Big Finish’s 2017 Main Range brought us a pretty consistent run of good stories. With only a couple releases that left a bad taste in our mouths, the 2017 Main Range was far superior to the 2016 run of stories. With 2017 over (admittedly a little while ago now), it’s well past time to look at Big Finish’s first Monthly Range release of the year, Kingdom of Lies.

Kingdom of Lies deals with the very serious topic of a couple splitting up and fighting in a mentally abusive way and attempts to be funny at the same time. After the pit of darker, early Big Finish style storytelling that was last year’s Sixth Doctor trilogy, starting the 2018 line of stories with a light-hearted tale was a smart move as it offers a bit of a breather from the morbid side of things. However, making a story about an acrimonious split humorous doesn’t seem like it should work. By some sort of miracle, writers, Robert Khan and Tom Salinsky actually manage to pull it off – and it ends up working extremely well.

The narrative really relies on the characters being enjoyable, but in a sort of Blackadder-ish way, in the sense that the supporting characters are all terrible people but are so hilarious that you end up loving them anyway. Two characters who shine brighter than the others are probably the parents of Duchess Miranda (Charlotte Lucas), Lord Crozion (Tim Bentinck) and Lady Crozion (Richenda Carey). Their dysfunctional relationship deftly mirrors what Miranda’s abusive relationship with Sebastian, the Duke, (Jonathan Firth) would be in about 30 years’ time. This offers one of the funniest and most interesting dynamics between a supporting cast of characters in Doctor Who, the likes of which hasn’t been seen in a very long time.

The villain, however, is a bit weak as they don’t even show up until more than halfway through the audio, but you’re so into the characters that the story has already established that it doesn’t even really matter.
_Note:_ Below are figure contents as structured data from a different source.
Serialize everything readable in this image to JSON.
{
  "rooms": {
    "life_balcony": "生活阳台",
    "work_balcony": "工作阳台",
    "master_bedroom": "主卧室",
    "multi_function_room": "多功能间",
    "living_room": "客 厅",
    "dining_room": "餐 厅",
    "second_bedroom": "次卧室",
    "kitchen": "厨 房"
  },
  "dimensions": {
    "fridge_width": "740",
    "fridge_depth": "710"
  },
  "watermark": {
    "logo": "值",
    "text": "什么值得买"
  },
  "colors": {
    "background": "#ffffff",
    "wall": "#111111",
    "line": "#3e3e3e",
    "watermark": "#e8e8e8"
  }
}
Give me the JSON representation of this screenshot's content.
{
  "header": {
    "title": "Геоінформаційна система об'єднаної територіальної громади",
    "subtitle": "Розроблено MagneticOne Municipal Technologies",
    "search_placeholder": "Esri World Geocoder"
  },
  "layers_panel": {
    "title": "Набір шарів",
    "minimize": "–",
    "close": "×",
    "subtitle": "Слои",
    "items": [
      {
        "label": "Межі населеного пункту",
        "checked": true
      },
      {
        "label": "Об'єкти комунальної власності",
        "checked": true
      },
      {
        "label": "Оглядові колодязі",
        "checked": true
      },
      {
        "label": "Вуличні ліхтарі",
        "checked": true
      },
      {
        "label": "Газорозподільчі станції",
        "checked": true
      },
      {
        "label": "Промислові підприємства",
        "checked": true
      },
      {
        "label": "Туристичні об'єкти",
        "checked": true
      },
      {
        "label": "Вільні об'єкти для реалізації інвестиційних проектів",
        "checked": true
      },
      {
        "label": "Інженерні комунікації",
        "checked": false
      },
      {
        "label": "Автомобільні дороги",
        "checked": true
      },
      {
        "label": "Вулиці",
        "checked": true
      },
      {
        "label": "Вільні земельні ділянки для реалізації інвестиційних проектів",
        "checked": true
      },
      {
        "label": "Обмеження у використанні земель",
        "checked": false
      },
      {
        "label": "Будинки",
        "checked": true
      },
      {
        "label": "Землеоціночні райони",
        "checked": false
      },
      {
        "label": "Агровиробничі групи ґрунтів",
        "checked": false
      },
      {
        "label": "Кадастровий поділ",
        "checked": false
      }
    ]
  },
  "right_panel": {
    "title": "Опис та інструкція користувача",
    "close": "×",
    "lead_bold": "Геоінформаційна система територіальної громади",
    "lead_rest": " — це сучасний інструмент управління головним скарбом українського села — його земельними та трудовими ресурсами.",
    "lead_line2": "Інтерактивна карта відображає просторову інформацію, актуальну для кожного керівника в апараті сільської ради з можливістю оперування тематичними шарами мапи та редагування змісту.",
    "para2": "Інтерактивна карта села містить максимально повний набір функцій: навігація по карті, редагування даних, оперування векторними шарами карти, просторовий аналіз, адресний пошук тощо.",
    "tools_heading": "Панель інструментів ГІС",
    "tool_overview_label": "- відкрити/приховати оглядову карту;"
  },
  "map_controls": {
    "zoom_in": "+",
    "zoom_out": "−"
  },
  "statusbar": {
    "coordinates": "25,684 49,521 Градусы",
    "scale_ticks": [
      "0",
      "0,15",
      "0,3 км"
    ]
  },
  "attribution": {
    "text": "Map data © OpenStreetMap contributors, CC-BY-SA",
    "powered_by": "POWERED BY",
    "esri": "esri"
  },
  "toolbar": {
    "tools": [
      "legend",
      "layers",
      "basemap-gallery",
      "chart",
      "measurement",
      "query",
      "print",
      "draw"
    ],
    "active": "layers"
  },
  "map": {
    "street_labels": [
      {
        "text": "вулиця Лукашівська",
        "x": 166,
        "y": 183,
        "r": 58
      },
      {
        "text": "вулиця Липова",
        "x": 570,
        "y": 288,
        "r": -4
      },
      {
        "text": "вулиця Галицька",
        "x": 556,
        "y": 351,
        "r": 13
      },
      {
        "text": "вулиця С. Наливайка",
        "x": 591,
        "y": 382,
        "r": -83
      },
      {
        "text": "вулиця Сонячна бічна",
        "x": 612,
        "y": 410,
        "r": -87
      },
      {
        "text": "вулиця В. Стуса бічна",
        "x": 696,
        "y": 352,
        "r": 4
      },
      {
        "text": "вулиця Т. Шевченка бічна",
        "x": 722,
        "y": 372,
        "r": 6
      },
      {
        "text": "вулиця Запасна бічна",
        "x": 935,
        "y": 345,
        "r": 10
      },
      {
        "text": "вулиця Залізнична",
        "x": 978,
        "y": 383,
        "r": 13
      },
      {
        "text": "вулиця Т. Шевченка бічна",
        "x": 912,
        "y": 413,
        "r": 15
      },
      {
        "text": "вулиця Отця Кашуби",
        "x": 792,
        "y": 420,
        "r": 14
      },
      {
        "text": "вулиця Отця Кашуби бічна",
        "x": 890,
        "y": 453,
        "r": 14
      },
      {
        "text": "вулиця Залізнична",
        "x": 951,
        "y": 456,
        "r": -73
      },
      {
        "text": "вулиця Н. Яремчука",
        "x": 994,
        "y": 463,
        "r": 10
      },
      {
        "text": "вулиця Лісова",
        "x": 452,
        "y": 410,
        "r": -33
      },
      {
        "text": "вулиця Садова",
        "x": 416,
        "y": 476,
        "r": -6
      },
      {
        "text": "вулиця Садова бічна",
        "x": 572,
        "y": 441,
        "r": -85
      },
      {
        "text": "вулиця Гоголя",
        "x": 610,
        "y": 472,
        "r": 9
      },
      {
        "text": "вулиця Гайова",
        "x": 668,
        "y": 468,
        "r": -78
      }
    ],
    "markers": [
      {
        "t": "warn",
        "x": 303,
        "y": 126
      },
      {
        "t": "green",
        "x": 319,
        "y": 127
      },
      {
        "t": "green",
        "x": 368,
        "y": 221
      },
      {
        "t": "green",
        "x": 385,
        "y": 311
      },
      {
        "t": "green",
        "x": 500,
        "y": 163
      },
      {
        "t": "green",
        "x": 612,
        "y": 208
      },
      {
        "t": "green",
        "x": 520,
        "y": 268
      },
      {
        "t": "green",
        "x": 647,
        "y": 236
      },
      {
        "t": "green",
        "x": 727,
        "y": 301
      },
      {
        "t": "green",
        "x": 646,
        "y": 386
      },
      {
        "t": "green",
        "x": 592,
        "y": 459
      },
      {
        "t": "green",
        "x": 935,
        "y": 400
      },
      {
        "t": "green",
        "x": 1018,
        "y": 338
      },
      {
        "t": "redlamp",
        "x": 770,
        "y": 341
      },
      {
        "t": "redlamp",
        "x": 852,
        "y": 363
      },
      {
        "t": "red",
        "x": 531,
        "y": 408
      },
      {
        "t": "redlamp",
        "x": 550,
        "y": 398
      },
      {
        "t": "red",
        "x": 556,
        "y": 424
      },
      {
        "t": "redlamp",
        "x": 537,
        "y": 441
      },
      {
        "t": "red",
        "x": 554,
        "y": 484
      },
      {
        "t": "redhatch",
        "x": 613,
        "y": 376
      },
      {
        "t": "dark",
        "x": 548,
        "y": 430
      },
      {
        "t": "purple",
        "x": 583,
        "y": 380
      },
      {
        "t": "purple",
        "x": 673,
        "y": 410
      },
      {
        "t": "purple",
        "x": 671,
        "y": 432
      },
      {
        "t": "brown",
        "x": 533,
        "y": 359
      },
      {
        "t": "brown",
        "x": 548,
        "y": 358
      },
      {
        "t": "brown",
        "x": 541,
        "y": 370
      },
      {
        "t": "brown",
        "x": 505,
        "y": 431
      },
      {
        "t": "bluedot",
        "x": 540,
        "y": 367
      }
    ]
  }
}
The acting from the supporting cast is brilliant. Everybody sells their roles except for the main cast. The way Peter Davison, Sarah Sutton, Janet Fielding, and Matthew Waterhouse portray their respective characters this time around is strangely weak, which is odd considering it’s such a lively script. Throughout the story, while everybody else seems to be loving every minute of what they’re doing, these four sound bored, almost as if they didn’t want to be at the studio that day. Peter Davison does have some pretty great scenes during the second half of the serial, but beyond those tiny moments, he doesn’t really seem like he’s enjoying himself and the same applies for the other three.

Kingdom of Lies is a strong, fun start to the 2018 Monthly Range, despite its flaws, and, as a whole, is an enjoyable two hours of listening. The story manages to be funny in contrast to its pretty sick undertones and the characters are, for the most part, easy to love and care about. While perhaps this isn’t an essential listen, if you’re looking for a bit of life on a boring (potentially Bank Holiday) weekend, this could possibly be one of the perfect stories for you.

Kingdom of Lies is out now from Big Finish, priced £14.99 on CD or £12.99 as a download.